Unlike a man I met recently in Jordan who was held at what appears to be this same Harasta detention center, Abdulrahman was detained clothed. She had on a shirt, jacket, and pants. Mazen, 47, the Syrian refugee I met in Amman in May, said he was held nearly naked in a freezing, underground cell. His detention was in February, he told me, and involved 16 days of being strung by his hands from the ceiling with only his toes touching the floor. He said the 50 men in his cell slept in shifts so a few could sit to sleep at a time. When I met him, he was unable to use his right hand because of the torture. He was willing, however to stand against a wall and demonstrate how he was suspended over a mixture of water and diesel fuel that would make him slip around on his toes.
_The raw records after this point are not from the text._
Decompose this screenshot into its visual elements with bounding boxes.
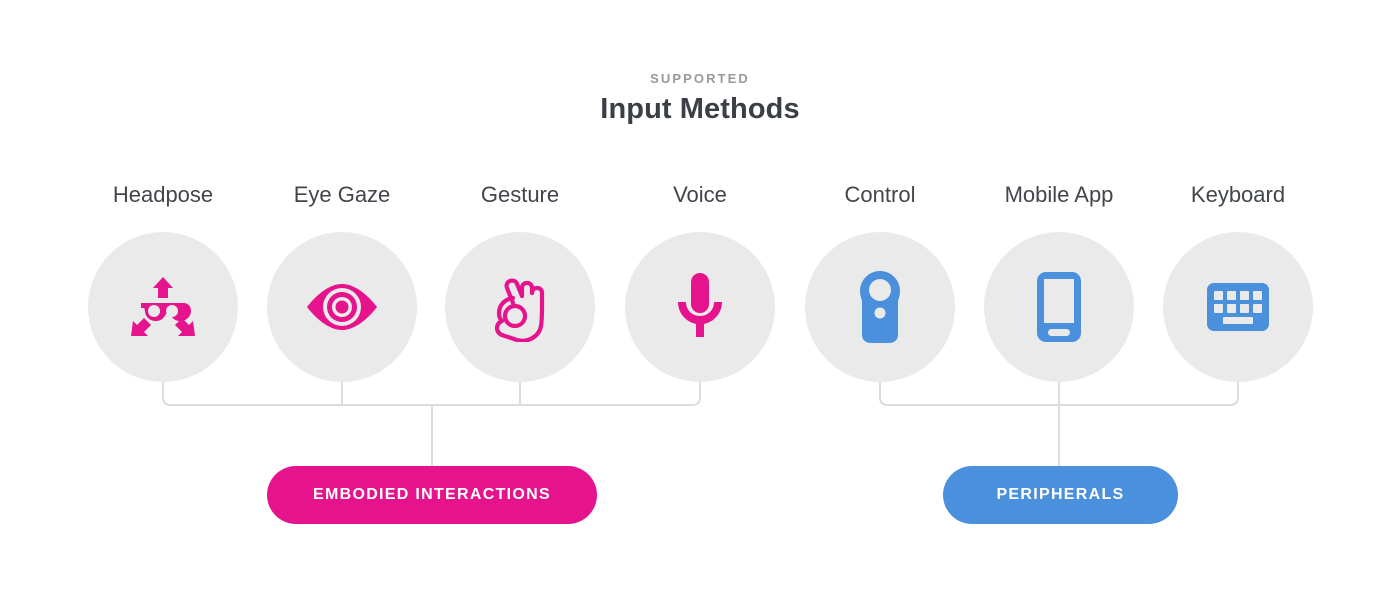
headpose-icon [131, 277, 195, 336]
node-label-eye-gaze: Eye Gaze [293, 182, 391, 207]
page-title: Input Methods [600, 93, 800, 125]
node-label-headpose: Headpose [112, 182, 214, 207]
node-circle-gesture[interactable] [445, 232, 595, 382]
eye-gaze-icon [307, 284, 377, 330]
node-label-control: Control [844, 182, 916, 207]
group-pill-embodied-interactions[interactable]: EMBODIED INTERACTIONS [267, 466, 597, 524]
node-control[interactable]: Control [790, 180, 970, 382]
node-keyboard[interactable]: Keyboard [1148, 180, 1328, 382]
node-circle-eye-gaze[interactable] [267, 232, 417, 382]
group-pill-peripherals-label: PERIPHERALS [996, 486, 1125, 503]
node-eye-gaze[interactable]: Eye Gaze [252, 180, 432, 382]
node-circle-control[interactable] [805, 232, 955, 382]
gesture-ok-hand-icon [494, 278, 545, 342]
controller-icon [860, 271, 900, 343]
node-circle-voice[interactable] [625, 232, 775, 382]
node-circle-mobile-app[interactable] [984, 232, 1134, 382]
node-label-keyboard: Keyboard [1190, 182, 1286, 207]
microphone-icon [678, 273, 722, 337]
node-label-voice: Voice [673, 182, 727, 207]
node-headpose[interactable]: Headpose [73, 180, 253, 382]
node-mobile-app[interactable]: Mobile App [969, 180, 1149, 382]
group-pill-peripherals[interactable]: PERIPHERALS [943, 466, 1178, 524]
keyboard-icon [1207, 283, 1269, 331]
input-methods-infographic: SUPPORTED Input Methods Headpose Eye Gaz… [0, 0, 1400, 600]
group-pill-embodied-label: EMBODIED INTERACTIONS [313, 486, 551, 503]
eyebrow-text: SUPPORTED [650, 71, 750, 86]
node-label-mobile-app: Mobile App [1004, 182, 1114, 207]
node-label-gesture: Gesture [480, 182, 560, 207]
node-voice[interactable]: Voice [610, 180, 790, 382]
node-gesture[interactable]: Gesture [430, 180, 610, 382]
mobile-phone-icon [1037, 272, 1081, 342]
node-circle-headpose[interactable] [88, 232, 238, 382]
node-circle-keyboard[interactable] [1163, 232, 1313, 382]
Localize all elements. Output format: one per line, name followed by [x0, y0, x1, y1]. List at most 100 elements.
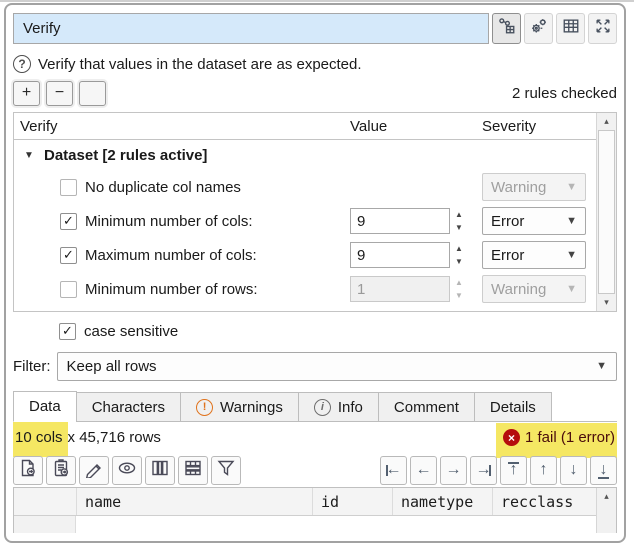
tab-info[interactable]: i Info	[298, 392, 379, 422]
severity-dropdown[interactable]: Error ▼	[482, 241, 586, 269]
info-icon: i	[314, 399, 331, 416]
severity-dropdown[interactable]: Error ▼	[482, 207, 586, 235]
rule-group-row: ▼ Dataset [2 rules active]	[14, 140, 596, 170]
check-icon: ✓	[62, 323, 73, 339]
select-rows-button[interactable]	[178, 456, 208, 485]
go-prev-row-button[interactable]: ↑	[530, 456, 557, 485]
help-icon: ?	[13, 55, 31, 73]
fail-text: 1 fail (1 error)	[525, 429, 615, 446]
go-next-row-button[interactable]: ↓	[560, 456, 587, 485]
pencil-icon	[84, 458, 104, 483]
scroll-up-button[interactable]: ▴	[597, 488, 616, 505]
column-header-recclass[interactable]: recclass	[492, 488, 596, 515]
rule-group-label: Dataset [2 rules active]	[44, 147, 207, 164]
error-cross-icon: ×	[503, 429, 520, 446]
rule-checkbox[interactable]	[60, 179, 77, 196]
rule-checkbox[interactable]: ✓	[60, 213, 77, 230]
rules-scrollbar[interactable]: ▴ ▾	[596, 113, 616, 311]
tab-characters[interactable]: Characters	[76, 392, 181, 422]
data-grid-header: name id nametype recclass	[14, 488, 596, 516]
go-last-col-button[interactable]: →	[470, 456, 497, 485]
copy-clipboard-button[interactable]	[46, 456, 76, 485]
spin-up-button[interactable]: ▲	[450, 276, 468, 289]
bottom-tabbar: Data Characters ! Warnings i Info Commen…	[13, 390, 617, 422]
rule-row-min-cols: ✓ Minimum number of cols: 9 ▲ ▼ Error ▼	[14, 204, 596, 238]
rule-row-no-duplicate-cols: No duplicate col names Warning ▼	[14, 170, 596, 204]
column-header-name[interactable]: name	[76, 488, 312, 515]
column-header-id[interactable]: id	[312, 488, 392, 515]
rule-row-min-rows: Minimum number of rows: 1 ▲ ▼ Warning ▼	[14, 272, 596, 306]
column-header-verify: Verify	[14, 118, 350, 135]
warning-icon: !	[196, 399, 213, 416]
node-table-icon	[498, 17, 516, 40]
scroll-up-button[interactable]: ▴	[597, 113, 616, 130]
go-prev-col-button[interactable]: ←	[410, 456, 437, 485]
value-spinner: ▲ ▼	[450, 208, 468, 234]
chevron-down-icon: ▼	[596, 360, 607, 372]
filter-dropdown[interactable]: Keep all rows ▼	[57, 352, 618, 381]
spin-down-button[interactable]: ▼	[450, 289, 468, 302]
rules-table: Verify Value Severity ▼ Dataset [2 rules…	[13, 112, 617, 312]
rule-checkbox[interactable]	[60, 281, 77, 298]
show-connections-button[interactable]	[492, 13, 521, 44]
go-first-row-button[interactable]: ↑	[500, 456, 527, 485]
filter-button[interactable]	[211, 456, 241, 485]
column-header-nametype[interactable]: nametype	[392, 488, 492, 515]
data-grid-scrollbar[interactable]: ▴	[596, 488, 616, 533]
tab-warnings[interactable]: ! Warnings	[180, 392, 299, 422]
export-file-button[interactable]	[13, 456, 43, 485]
columns-icon	[150, 458, 170, 483]
collapse-triangle-icon[interactable]: ▼	[24, 150, 36, 161]
gears-icon	[530, 17, 548, 40]
case-sensitive-label: case sensitive	[84, 323, 178, 340]
transform-name-input[interactable]: Verify	[13, 13, 489, 44]
spin-down-button[interactable]: ▼	[450, 255, 468, 268]
chevron-down-icon: ▼	[566, 249, 577, 261]
rule-checkbox[interactable]: ✓	[60, 247, 77, 264]
rules-table-header: Verify Value Severity	[14, 113, 596, 140]
case-sensitive-checkbox[interactable]: ✓	[59, 323, 76, 340]
select-columns-button[interactable]	[145, 456, 175, 485]
tab-data[interactable]: Data	[13, 391, 77, 422]
tab-details[interactable]: Details	[474, 392, 552, 422]
go-first-col-button[interactable]: ←	[380, 456, 407, 485]
tab-label: Data	[29, 398, 61, 415]
tab-comment[interactable]: Comment	[378, 392, 475, 422]
clear-rules-button[interactable]	[79, 81, 106, 106]
tab-label: Characters	[92, 399, 165, 416]
severity-value: Error	[491, 247, 524, 264]
go-last-row-button[interactable]: ↓	[590, 456, 617, 485]
scroll-down-button[interactable]: ▾	[597, 294, 616, 311]
spin-up-button[interactable]: ▲	[450, 242, 468, 255]
rule-label: Minimum number of cols:	[85, 213, 253, 230]
rule-value-input[interactable]: 9	[350, 208, 450, 234]
severity-dropdown[interactable]: Warning ▼	[482, 275, 586, 303]
severity-value: Warning	[491, 179, 546, 196]
preview-button[interactable]	[112, 456, 142, 485]
maximize-button[interactable]	[588, 13, 617, 44]
expand-icon	[594, 17, 612, 40]
navigation-buttons: ← ← → → ↑ ↑ ↓ ↓	[380, 456, 617, 485]
go-next-col-button[interactable]: →	[440, 456, 467, 485]
chevron-down-icon: ▼	[566, 215, 577, 227]
spin-down-button[interactable]: ▼	[450, 221, 468, 234]
rule-value-input[interactable]: 1	[350, 276, 450, 302]
arrow-left-icon: ←	[416, 461, 432, 479]
rule-label: Minimum number of rows:	[85, 281, 258, 298]
case-sensitive-row: ✓ case sensitive	[13, 319, 617, 343]
table-icon	[562, 17, 580, 40]
edit-button[interactable]	[79, 456, 109, 485]
scrollbar-thumb[interactable]	[598, 130, 615, 294]
settings-button[interactable]	[524, 13, 553, 44]
rule-value-input[interactable]: 9	[350, 242, 450, 268]
remove-rule-button[interactable]: −	[46, 81, 73, 106]
verify-panel-window: Verify ? Verify that values in the datas…	[4, 3, 626, 543]
data-grid: name id nametype recclass ▴	[13, 487, 617, 533]
filter-row: Filter: Keep all rows ▼	[13, 351, 617, 381]
severity-dropdown[interactable]: Warning ▼	[482, 173, 586, 201]
chevron-down-icon: ▼	[566, 283, 577, 295]
arrow-right-icon: →	[446, 461, 462, 479]
table-view-button[interactable]	[556, 13, 585, 44]
spin-up-button[interactable]: ▲	[450, 208, 468, 221]
add-rule-button[interactable]: +	[13, 81, 40, 106]
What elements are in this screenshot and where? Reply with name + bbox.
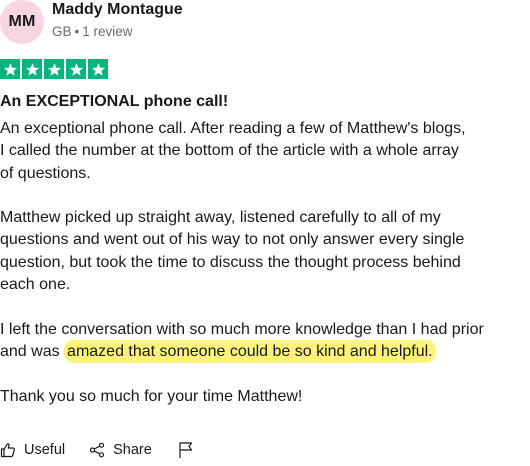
star-rating <box>0 59 108 79</box>
review-text-line: each one. <box>0 276 71 294</box>
review-text-line: questions and went out of his way to not… <box>0 231 465 249</box>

“I could do this forever,” he joked.
But Abdulrahman isn’t at the point of making jokes yet. What would happen to her after her release would only involve more pain -- it would be just a couple months before her neck bones were broken. First would come a second month-long detention in a government cell in Fir’ Al-Khatib in Damascus in October 2012. The torture continued during this second detention, she says, but not the rape.
The day she nearly died a couple months later, a man -- a friend -- in the FSA using the pseudonym Abu Bakr was shot for having organized an attack at a regime checkpoint. As she was poised over his wounded body, Abdulrahman says, he gave her his prayer beads. It was then that a soldier struck her in the neck with his rifle. She was six or seven months pregnant with her fifth child at the time. (The child would be delivered at nine months in a Syrian hospital via a C-section.)
A series of stays in various hospitals in Syria then Jordan would follow, leading to her eventual rest for now in this particular hospital in Amman, where she recently received the news that her husband, disgusted by her rape and FSA work, was marrying a new wife. Her children, she says, remain with him.
Alma Abdulrahman’s story fits her name -- alma can mean a number of things in Arabic. It can mean “dark” or “black” but it can also refer to a lush kind of tree that is a metaphor for beauty. And the horrors she describes have positioned her to become the face of powerful women survivors in Syria. She says she has fought and killed; she also says she has done it for her country. She says she has endured torture and violation but that she is “capable of standing up against oppression.” Speaking out has been a decision she has made after many months of being told to stay quiet.